Single-Period Portfolio Selection via Information Projection
Provides a novel information-theoretic framework for portfolio selection under CRRA utility, offering potential computational advantages for investors.
The paper decomposes CRRA utility portfolio selection into Rényi divergence and entropy terms, showing equivalence to Rényi information projection, and proposes an alternating optimization algorithm that empirically converges faster than existing methods in low risk-aversion regimes.

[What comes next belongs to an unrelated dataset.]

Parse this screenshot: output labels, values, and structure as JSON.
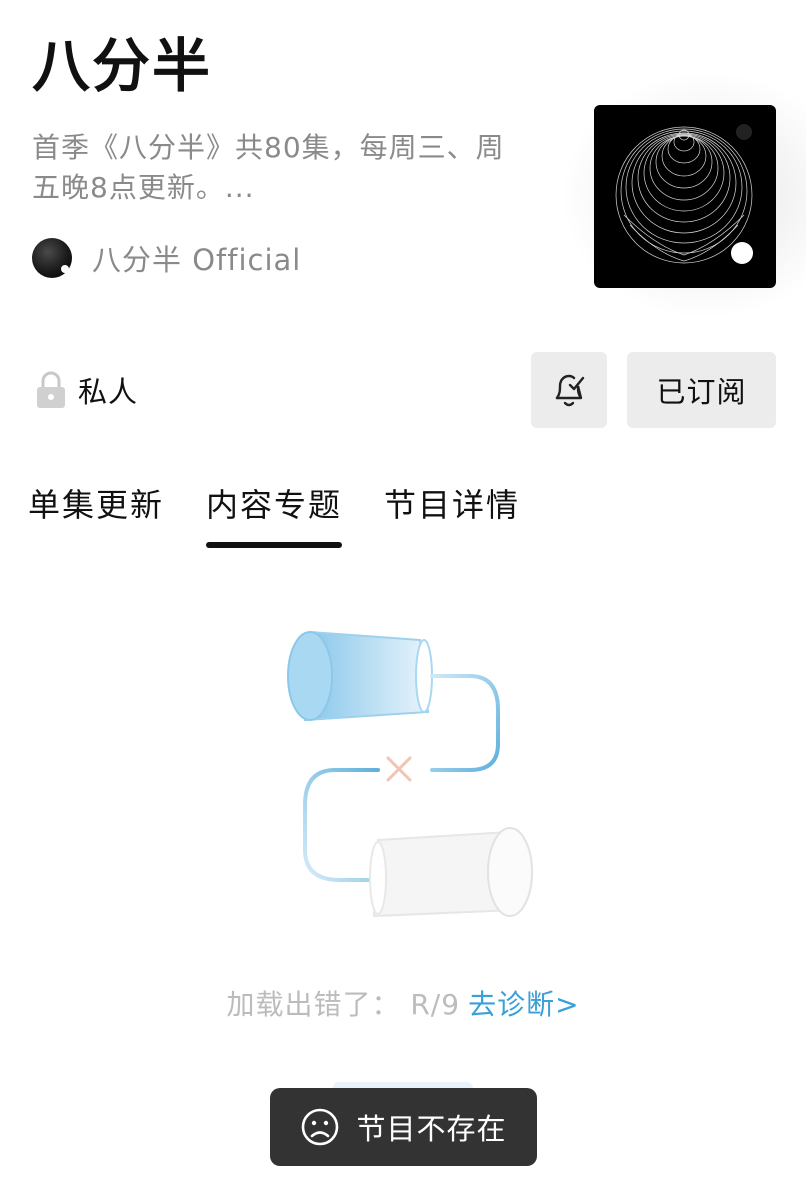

We study the single-period portfolio selection problem under Constant Relative Risk-Aversion (CRRA) utility through the information-theoretic lens. Assuming only that the market payoff vector has finite support, we show that the Certainty-Equivalent (CE) growth rate under CRRA utility can be exactly decomposed into a portfolio-induced Rényi divergence term, a Rényi entropy term of the risk-tilted market law, and a log-partition term. In this setting, the Rényi order has a clear operational meaning: it exactly coincides with the investor's coefficient of relative risk aversion. We further show that CRRA portfolio selection is equivalent to a Rényi information-projection problem. Using a variational representation of Rényi divergence, we obtain a Blahut-Arimoto-style alternating optimization with a closed-form auxiliary update and a KL-type portfolio step. In the low risk-aversion regime, this method empirically requires fewer iterations than both direct CRRA utility optimization and Cover's method.